Bien qu'Olivier ne dormît plus, il n'était pas tout à fait éveillé. Il y a un état d'assoupissement, entre le sommeil et la veille, où l'on rêve plus en cinq minutes, les yeux à demi ouverts et sans avoir bien conscience de ce qui se passe, que l'on ne ferait en cinq nuits, les yeux bien fermés et les sens complètement engourdis par un profond sommeil. Dans ces moments- là, l'homme se rend juste assez compte de ce qui se passe dans son esprit pour se faire une faible idée des puissantes facultés de cet esprit, lorsque, affranchi des entraves du corps, il s'élance loin de la terre et se joue du temps et de l'espace.
Olivier était précisément dans un de ces moments.

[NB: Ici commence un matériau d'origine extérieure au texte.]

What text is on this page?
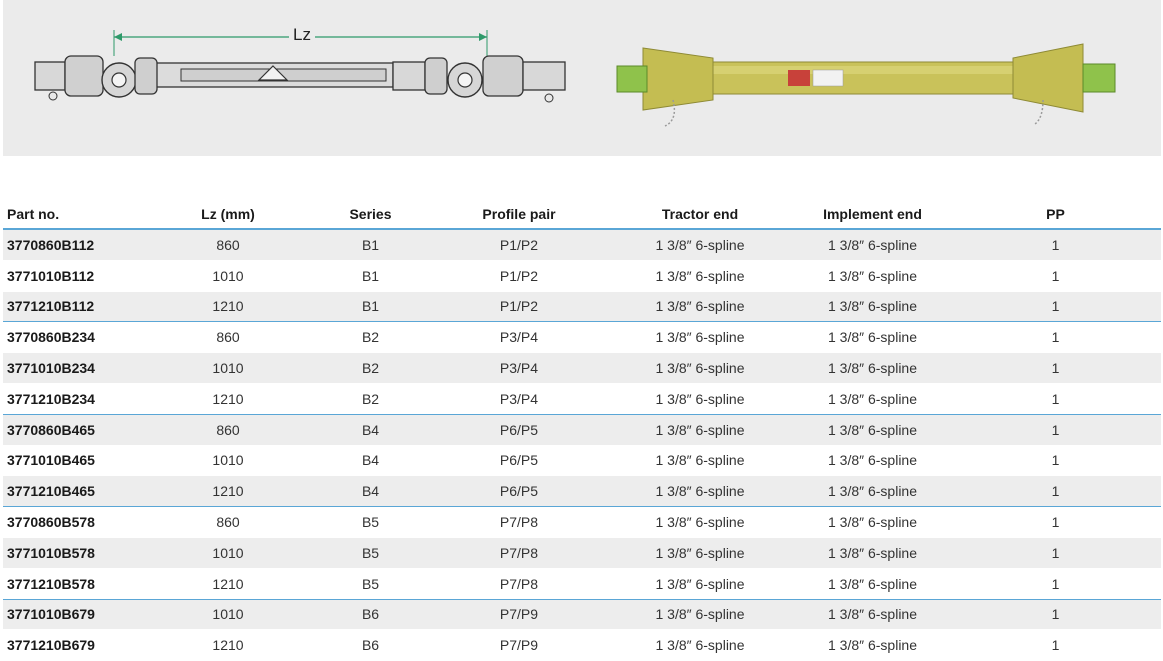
Lz
Part no.	Lz (mm)	Series	Profile pair	Tractor end	Implement end	PP
3770860B112	860	B1	P1/P2	1 3/8″ 6-spline	1 3/8″ 6-spline	1
3771010B112	1010	B1	P1/P2	1 3/8″ 6-spline	1 3/8″ 6-spline	1
3771210B112	1210	B1	P1/P2	1 3/8″ 6-spline	1 3/8″ 6-spline	1
3770860B234	860	B2	P3/P4	1 3/8″ 6-spline	1 3/8″ 6-spline	1
3771010B234	1010	B2	P3/P4	1 3/8″ 6-spline	1 3/8″ 6-spline	1
3771210B234	1210	B2	P3/P4	1 3/8″ 6-spline	1 3/8″ 6-spline	1
3770860B465	860	B4	P6/P5	1 3/8″ 6-spline	1 3/8″ 6-spline	1
3771010B465	1010	B4	P6/P5	1 3/8″ 6-spline	1 3/8″ 6-spline	1
3771210B465	1210	B4	P6/P5	1 3/8″ 6-spline	1 3/8″ 6-spline	1
3770860B578	860	B5	P7/P8	1 3/8″ 6-spline	1 3/8″ 6-spline	1
3771010B578	1010	B5	P7/P8	1 3/8″ 6-spline	1 3/8″ 6-spline	1
3771210B578	1210	B5	P7/P8	1 3/8″ 6-spline	1 3/8″ 6-spline	1
3771010B679	1010	B6	P7/P9	1 3/8″ 6-spline	1 3/8″ 6-spline	1
3771210B679	1210	B6	P7/P9	1 3/8″ 6-spline	1 3/8″ 6-spline	1
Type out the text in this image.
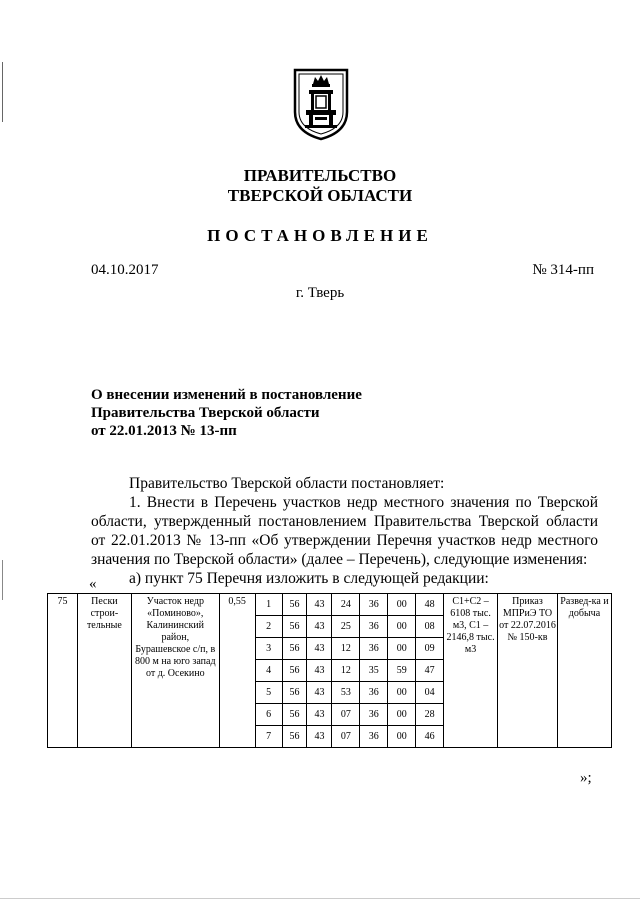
ПРАВИТЕЛЬСТВО
ТВЕРСКОЙ ОБЛАСТИ
ПОСТАНОВЛЕНИЕ
04.10.2017	№ 314-пп
г. Тверь
О внесении изменений в постановление
Правительства Тверской области
от 22.01.2013 № 13-пп

Правительство Тверской области постановляет:

1. Внести в Перечень участков недр местного значения по Тверской области, утвержденный постановлением Правительства Тверской области от 22.01.2013 № 13-пп «Об утверждении Перечня участков недр местного значения по Тверской области» (далее – Перечень), следующие изменения:

а) пункт 75 Перечня изложить в следующей редакции:

«
75	Пески строи-тельные	Участок недр «Поминово», Калининский район, Бурашевское с/п, в 800 м на юго запад от д. Осекино	0,55	1	56	43	24	36	00	48	С1+С2 – 6108 тыс. м3, С1 – 2146,8 тыс. м3	Приказ МПРиЭ ТО от 22.07.2016 № 150-кв	Развед-ка и добыча
				2	56	43	25	36	00	08			
				3	56	43	12	36	00	09			
				4	56	43	12	35	59	47			
				5	56	43	53	36	00	04			
				6	56	43	07	36	00	28			
				7	56	43	07	36	00	46			
»;
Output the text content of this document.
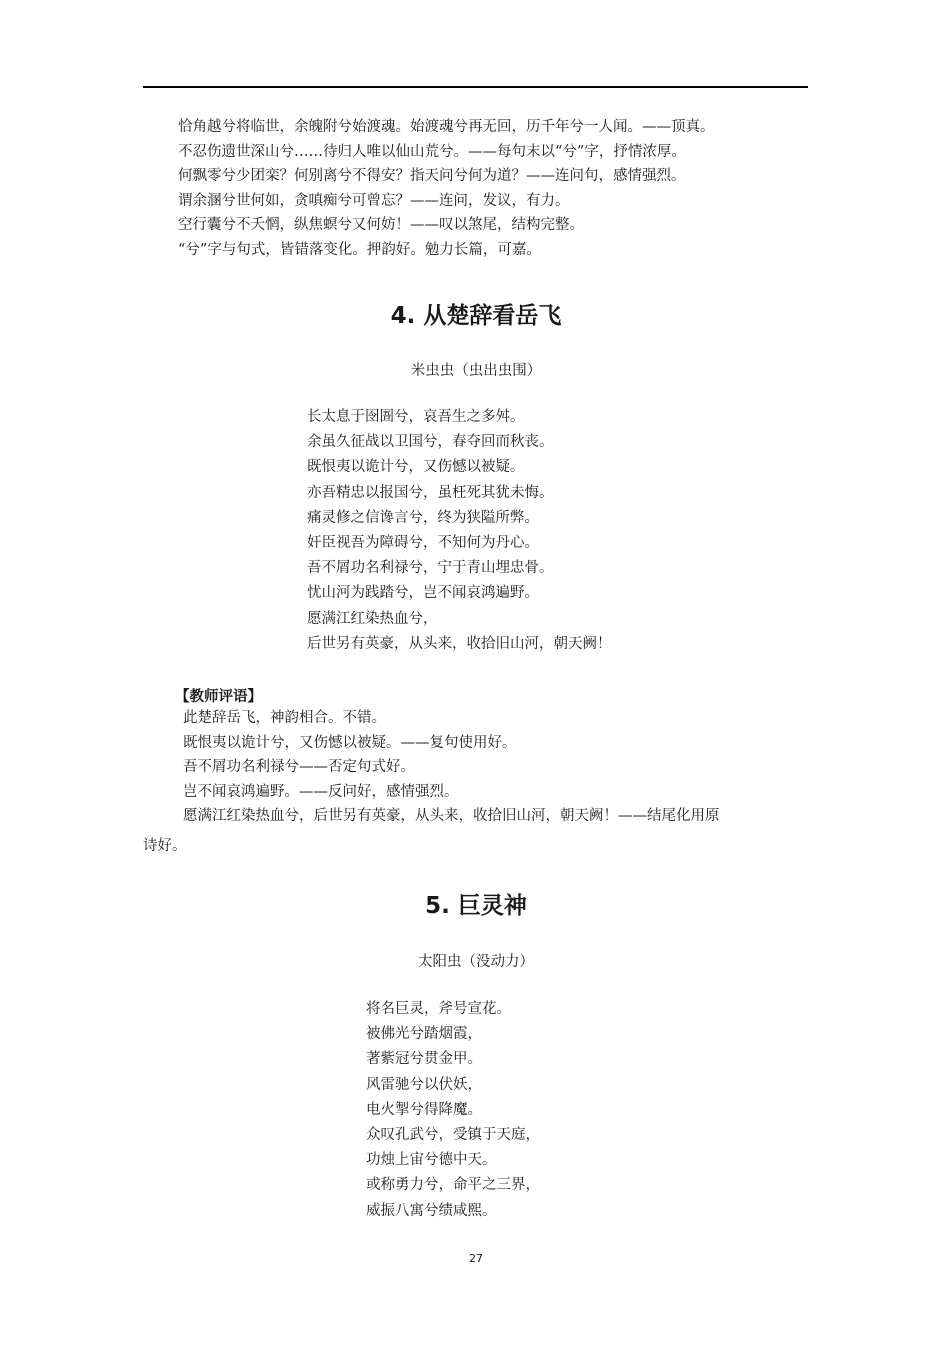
恰角越兮将临世，余魄附兮始渡魂。始渡魂兮再无回，历千年兮一人闻。——顶真。
不忍伤遗世深山兮……待归人唯以仙山荒兮。——每句末以“兮”字，抒情浓厚。
何飘零兮少团栾？何别离兮不得安？指天问兮何为道？——连问句，感情强烈。
谓余溷兮世何如，贪嗔痴兮可曾忘？——连问，发议，有力。
空行囊兮不夭惘，纵焦螟兮又何妨！——叹以煞尾，结构完整。
“兮”字与句式，皆错落变化。押韵好。勉力长篇，可嘉。
4. 从楚辞看岳飞
米虫虫（虫出虫围）
长太息于囹圄兮，哀吾生之多舛。
余虽久征战以卫国兮，春夺回而秋丧。
既恨夷以诡计兮，又伤憾以被疑。
亦吾精忠以报国兮，虽枉死其犹未悔。
痛灵修之信谗言兮，终为狭隘所弊。
奸臣视吾为障碍兮，不知何为丹心。
吾不屑功名利禄兮，宁于青山埋忠骨。
忧山河为践踏兮，岂不闻哀鸿遍野。
愿满江红染热血兮，
后世另有英豪，从头来，收拾旧山河，朝天阙！
【教师评语】
此楚辞岳飞，神韵相合。不错。
既恨夷以诡计兮，又伤憾以被疑。——复句使用好。
吾不屑功名利禄兮——否定句式好。
岂不闻哀鸿遍野。——反问好，感情强烈。
愿满江红染热血兮，后世另有英豪，从头来，收拾旧山河，朝天阙！——结尾化用原
诗好。
5. 巨灵神
太阳虫（没动力）
将名巨灵，斧号宣花。
被佛光兮踏烟霞，
著紫冠兮贯金甲。
风雷驰兮以伏妖，
电火掣兮得降魔。
众叹孔武兮，受镇于天庭，
功烛上宙兮德中天。
或称勇力兮，命平之三界，
威振八寓兮绩咸熙。
27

Les yeux à demi fermés, il voyait le juif, il l'entendait siffler tout bas, il reconnaissait le bruit de la cuiller frottant contre le bord de la casserole; et pourtant, son esprit, pendant ce temps, voyageait dans le passé, et se reportait vers tous ceux qu'il avait connus.
Quand le café fut fait, le juif posa la casserole à terre, et resta quelques instants dans une attitude indécise, comme s'il ne savait à quel parti s'arrêter; puis il se retourna, regarda Olivier et l'appela par son nom; celui-ci ne répondit pas et parut complètement endormi. Le juif, rassuré à cet égard, se dirigea sans bruit vers la porte, la ferma, et tira d'une trappe pratiquée dans le plancher, autant que put le voir Olivier, une petite boîte qu'il posa soigneusement sur la table; ses yeux brillaient tandis qu'il soulevait le couvercle et jetait un coup d'oeil à l'intérieur; il approcha de la table une vieille chaise, s'assit et tira du coffret une magnifique montre d'or étincelante de diamants.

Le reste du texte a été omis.